Текст книги "Семен Бабаевский. Собрание сочинений в 5 томах. Том 4"
Автор книги: Семен Бабаевский
сообщить о нарушении
Текущая страница: 39 (всего у книги 48 страниц)
Глава 33
Утром, до открытия пленума райкома, к Щедрову явились Орьев и Мельчаков. Положили на стол свои портфели и начали докладывать о деле Огуренкова. Вынув из портфеля папку, Орьев листал подшитые в ней документы и повторил почти все то, что Щедрову уже было известно. В заключение он сказал, что, по имеющимся в деле данным, к совершенному в «Заре» уголовному преступлению причастен Логутенков и что теперь надо решать вопрос об его изоляции.
– Антон Иванович, нужен твой совет, – добавил Орьев.
– Что думает начальник милиции? – не отвечая Орьеву, спросил Щедров. – Как, по-вашему, следует поступить с Логутенковым?
– Арестовать, и незамедлительно! – быстро поднявшись, ответил Мельчаков. – Как полностью изобличенного преступника.

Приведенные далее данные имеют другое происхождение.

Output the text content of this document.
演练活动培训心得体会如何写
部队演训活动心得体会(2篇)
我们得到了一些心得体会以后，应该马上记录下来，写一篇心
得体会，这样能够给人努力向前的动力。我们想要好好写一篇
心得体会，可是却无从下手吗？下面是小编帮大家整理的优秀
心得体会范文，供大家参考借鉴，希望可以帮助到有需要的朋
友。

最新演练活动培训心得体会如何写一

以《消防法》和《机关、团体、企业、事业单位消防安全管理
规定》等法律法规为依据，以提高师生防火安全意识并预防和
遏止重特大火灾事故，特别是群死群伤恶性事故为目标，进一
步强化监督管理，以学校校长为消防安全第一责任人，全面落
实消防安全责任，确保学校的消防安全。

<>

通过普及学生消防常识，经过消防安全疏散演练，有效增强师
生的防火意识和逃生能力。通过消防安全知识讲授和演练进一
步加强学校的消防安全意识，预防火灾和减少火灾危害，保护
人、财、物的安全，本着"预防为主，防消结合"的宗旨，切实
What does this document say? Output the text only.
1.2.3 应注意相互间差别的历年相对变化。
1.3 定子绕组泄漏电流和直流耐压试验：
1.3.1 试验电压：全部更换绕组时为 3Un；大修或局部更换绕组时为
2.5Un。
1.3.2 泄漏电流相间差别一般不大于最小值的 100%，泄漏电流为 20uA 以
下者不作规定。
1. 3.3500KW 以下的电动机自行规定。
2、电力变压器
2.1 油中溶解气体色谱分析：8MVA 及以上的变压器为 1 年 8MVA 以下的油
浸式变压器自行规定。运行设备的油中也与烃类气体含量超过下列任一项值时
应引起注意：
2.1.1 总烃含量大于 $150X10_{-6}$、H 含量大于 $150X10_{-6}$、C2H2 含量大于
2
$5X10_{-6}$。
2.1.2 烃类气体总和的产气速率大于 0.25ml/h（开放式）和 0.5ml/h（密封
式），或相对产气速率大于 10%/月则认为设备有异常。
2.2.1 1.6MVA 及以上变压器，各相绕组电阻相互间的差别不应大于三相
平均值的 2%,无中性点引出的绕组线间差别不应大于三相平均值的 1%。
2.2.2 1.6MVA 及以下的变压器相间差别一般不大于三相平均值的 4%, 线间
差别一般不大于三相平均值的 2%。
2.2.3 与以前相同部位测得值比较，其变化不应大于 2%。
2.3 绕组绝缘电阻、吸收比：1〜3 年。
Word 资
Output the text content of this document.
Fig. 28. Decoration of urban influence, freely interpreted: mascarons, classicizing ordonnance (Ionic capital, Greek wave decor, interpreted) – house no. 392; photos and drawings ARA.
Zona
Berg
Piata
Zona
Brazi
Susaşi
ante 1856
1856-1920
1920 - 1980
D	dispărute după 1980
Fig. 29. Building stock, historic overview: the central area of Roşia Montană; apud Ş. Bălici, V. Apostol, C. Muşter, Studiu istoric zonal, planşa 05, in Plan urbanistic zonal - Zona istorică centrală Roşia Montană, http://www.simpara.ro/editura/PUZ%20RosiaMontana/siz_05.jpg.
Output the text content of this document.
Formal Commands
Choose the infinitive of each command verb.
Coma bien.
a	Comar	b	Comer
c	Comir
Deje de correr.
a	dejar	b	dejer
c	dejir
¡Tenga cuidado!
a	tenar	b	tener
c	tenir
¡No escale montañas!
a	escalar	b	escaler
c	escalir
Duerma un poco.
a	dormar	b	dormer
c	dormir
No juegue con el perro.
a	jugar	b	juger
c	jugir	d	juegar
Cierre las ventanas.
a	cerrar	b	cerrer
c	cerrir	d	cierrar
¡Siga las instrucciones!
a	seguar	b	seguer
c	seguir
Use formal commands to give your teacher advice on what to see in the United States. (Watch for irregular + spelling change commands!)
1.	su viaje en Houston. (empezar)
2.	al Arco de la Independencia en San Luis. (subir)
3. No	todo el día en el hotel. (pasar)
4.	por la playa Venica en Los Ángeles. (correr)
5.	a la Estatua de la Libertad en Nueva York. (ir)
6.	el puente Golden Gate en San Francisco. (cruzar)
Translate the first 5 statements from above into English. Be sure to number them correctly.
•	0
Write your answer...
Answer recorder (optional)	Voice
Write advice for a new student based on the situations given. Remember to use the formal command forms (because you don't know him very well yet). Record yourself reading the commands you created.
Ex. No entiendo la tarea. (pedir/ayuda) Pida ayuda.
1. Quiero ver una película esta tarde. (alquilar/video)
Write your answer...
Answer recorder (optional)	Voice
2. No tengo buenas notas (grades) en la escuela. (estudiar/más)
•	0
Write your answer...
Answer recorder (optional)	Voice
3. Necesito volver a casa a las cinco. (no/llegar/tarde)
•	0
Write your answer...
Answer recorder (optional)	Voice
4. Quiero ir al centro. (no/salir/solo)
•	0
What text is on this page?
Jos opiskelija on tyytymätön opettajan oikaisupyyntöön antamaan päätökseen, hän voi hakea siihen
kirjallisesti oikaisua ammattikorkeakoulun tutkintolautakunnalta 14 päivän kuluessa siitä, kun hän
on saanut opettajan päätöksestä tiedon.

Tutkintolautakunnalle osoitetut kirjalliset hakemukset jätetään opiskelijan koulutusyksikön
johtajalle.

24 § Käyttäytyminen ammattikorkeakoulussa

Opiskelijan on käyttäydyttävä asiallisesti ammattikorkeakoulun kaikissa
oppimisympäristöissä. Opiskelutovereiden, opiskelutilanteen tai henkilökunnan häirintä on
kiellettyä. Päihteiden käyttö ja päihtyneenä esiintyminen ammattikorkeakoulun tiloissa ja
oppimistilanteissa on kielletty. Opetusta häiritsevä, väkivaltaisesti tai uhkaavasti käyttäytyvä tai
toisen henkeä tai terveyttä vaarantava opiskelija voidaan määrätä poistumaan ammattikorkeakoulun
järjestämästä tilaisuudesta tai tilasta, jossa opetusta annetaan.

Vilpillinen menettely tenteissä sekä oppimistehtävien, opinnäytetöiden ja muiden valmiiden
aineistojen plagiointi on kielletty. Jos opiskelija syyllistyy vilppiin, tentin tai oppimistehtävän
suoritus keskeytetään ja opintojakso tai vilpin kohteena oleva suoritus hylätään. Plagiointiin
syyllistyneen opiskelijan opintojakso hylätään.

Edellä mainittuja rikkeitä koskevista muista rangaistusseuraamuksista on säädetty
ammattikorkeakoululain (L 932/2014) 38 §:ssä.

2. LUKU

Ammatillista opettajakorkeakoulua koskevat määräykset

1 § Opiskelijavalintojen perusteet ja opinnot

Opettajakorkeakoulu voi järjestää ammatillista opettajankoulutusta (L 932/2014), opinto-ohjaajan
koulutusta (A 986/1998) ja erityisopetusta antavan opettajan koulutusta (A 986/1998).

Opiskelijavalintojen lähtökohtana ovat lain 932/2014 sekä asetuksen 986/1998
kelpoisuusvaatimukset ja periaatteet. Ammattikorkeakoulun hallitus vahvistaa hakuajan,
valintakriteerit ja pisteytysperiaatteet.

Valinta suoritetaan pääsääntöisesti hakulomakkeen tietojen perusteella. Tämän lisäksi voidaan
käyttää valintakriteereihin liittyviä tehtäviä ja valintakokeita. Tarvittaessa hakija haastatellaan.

– А каково мнение прокурора? – глянув на Орьева, спросил Щедров.
– Виновность Логутенкова полностью доказана, и я готов подписать ордер на арест.
– Что же тебя останавливает?
– Подследственное лицо является депутатом райсовета, – ответил Орьев.
– Коммунисты «Зари» уже исключили Логутенкова из партии, – сказал Щедров. – Что же касается его депутатского мандата, то сегодня на сессии, надо полагать, он будет его лишен.
Мельчаков поднялся, одернул красиво сидевший на нем китель и спросил:
– Антон Иванович, значит, даете согласие?
– Это уже за пределами моей компетенции, – сказал Щедров. – Если же вам хочется знать мое частное мнение, то мне кажется, что с арестом Логутенкова спешить не следует.
– Он же преступник! – воскликнул Мельчаков. – И, согласно законодательству, подлежит изоляции!
– А скажите, майор, что такое изоляция? – спросил Щедров.
– Согласно словарю: обособление, отделение кого-либо от окружающих, то есть принудительное заключение под стражу! – со знанием дела ответил Мельчаков.
Щедров посмотрел в окно. Все те же острые тополя вонзались в небо. Все те же шумные грачи хлопотали над гнездами. Только горланили громче обычного: радовались уже появившимся на свет птенцам.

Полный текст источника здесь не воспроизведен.